Moneyball For Conferences: You Want Your Meeting to Mean Something


We just won twenty games in a row, said the fictitious Peter Brand, advance scout for Oakland A’s.

And what’s the point? said Oakland A’s general manager Billy Beane.

We just got the record, said Brand.

Man, I’ve been doing this for… listen, man. I’ve been in this game a long time. I’m not in it for a record, I’ll tell you that. I’m not in it for a ring. That’s when people get hurt. If we don’t win the last game of the Series, they’ll dismiss us, said Beane.

Billy….said Brand.

I know these guys. I know the way they think, and they will erase us. And everything we’ve done here, none of it’ll matter. Any other team wins the World Series, good for them. They’re drinking champagne, they get a ring. But if we win, on our budget, with this team… we’ll have changed the game. And that’s what I want. I want it to mean something, said Beane.

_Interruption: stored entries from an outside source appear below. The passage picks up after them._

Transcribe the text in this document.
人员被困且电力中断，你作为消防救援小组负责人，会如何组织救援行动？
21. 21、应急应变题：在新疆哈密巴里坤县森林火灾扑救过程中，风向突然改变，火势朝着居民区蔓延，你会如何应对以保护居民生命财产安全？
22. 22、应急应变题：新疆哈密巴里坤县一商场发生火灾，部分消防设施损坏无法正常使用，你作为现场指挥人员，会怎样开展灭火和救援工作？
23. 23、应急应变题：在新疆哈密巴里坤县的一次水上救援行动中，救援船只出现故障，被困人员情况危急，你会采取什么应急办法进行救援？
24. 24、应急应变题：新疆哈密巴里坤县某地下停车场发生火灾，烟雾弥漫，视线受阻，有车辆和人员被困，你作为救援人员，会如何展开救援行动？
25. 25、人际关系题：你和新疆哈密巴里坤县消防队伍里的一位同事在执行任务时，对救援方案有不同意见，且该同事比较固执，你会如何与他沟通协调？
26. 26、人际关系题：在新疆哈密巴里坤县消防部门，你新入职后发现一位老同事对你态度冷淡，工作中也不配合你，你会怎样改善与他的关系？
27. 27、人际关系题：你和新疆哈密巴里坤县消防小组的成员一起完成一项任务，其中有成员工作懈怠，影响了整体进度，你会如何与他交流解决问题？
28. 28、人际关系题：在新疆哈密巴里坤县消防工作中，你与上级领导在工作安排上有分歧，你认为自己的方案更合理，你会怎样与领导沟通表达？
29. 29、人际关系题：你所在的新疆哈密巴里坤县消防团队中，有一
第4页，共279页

Using Solid Data To Make Informed Decisions

This quote from the movie Moneyball tells the story of how data analysis transformed baseball.

The Oakland A’s baseball team did not have a winning record. Manager Billy Beane decided to use data to find the most cost-effective players and build a winning team.

His concept worked! And it spread to other sports as well.

As measurement advisor Katie Paine pointed out in her recent post Moneyball for Nonprofits, organizations can grow faster and change their world more effectively when they make informed decisions based on solid data.

Collecting And Interpreting The Right Data

As Paine points out, the problem facing most organizations is not a lack of data. It’s a lack of using the right data.

And when it comes to conferences, it’s a lack of clean data and the tools to easily measure, as well as interpret, that data into metrics that matter.

Too often conference planners compare annual attendance numbers, revenue, number of exhibitors and sponsors, amount of sleeping rooms, number of meals, amount of venue space used and booth space reserved. They think that’s all that matters.

These are not enough. These just give you a surface view of the meeting.

You Want Your Meeting to Mean Something

The list of the fastest growing shows or the largest conferences don’t tell you if those meetings are sustainable in the current format. They don’t tell you how many attendees are loyal to that event. Or whether the meeting was effective.

Don’t get caught comparing your meeting to those meetings that publications tout as the best.

You want your meeting to mean something. So you’ve got to measure the data.

You’ve got to connect your meeting’s data to the mission of your meeting as well as the mission of your organization. You’ve got to collect data to see what happened after the meeting. That’s where most top meetings list miss the mark.

The key to solving this challenge is connecting the dots between the mission and the activities of the conference planning team and how it is moving your organization forward, to paraphrase Paine.

What are some questions you should be measuring that would help you understand if your meeting mattered? What are some different types of ways to measure attendee engagement at your meeting?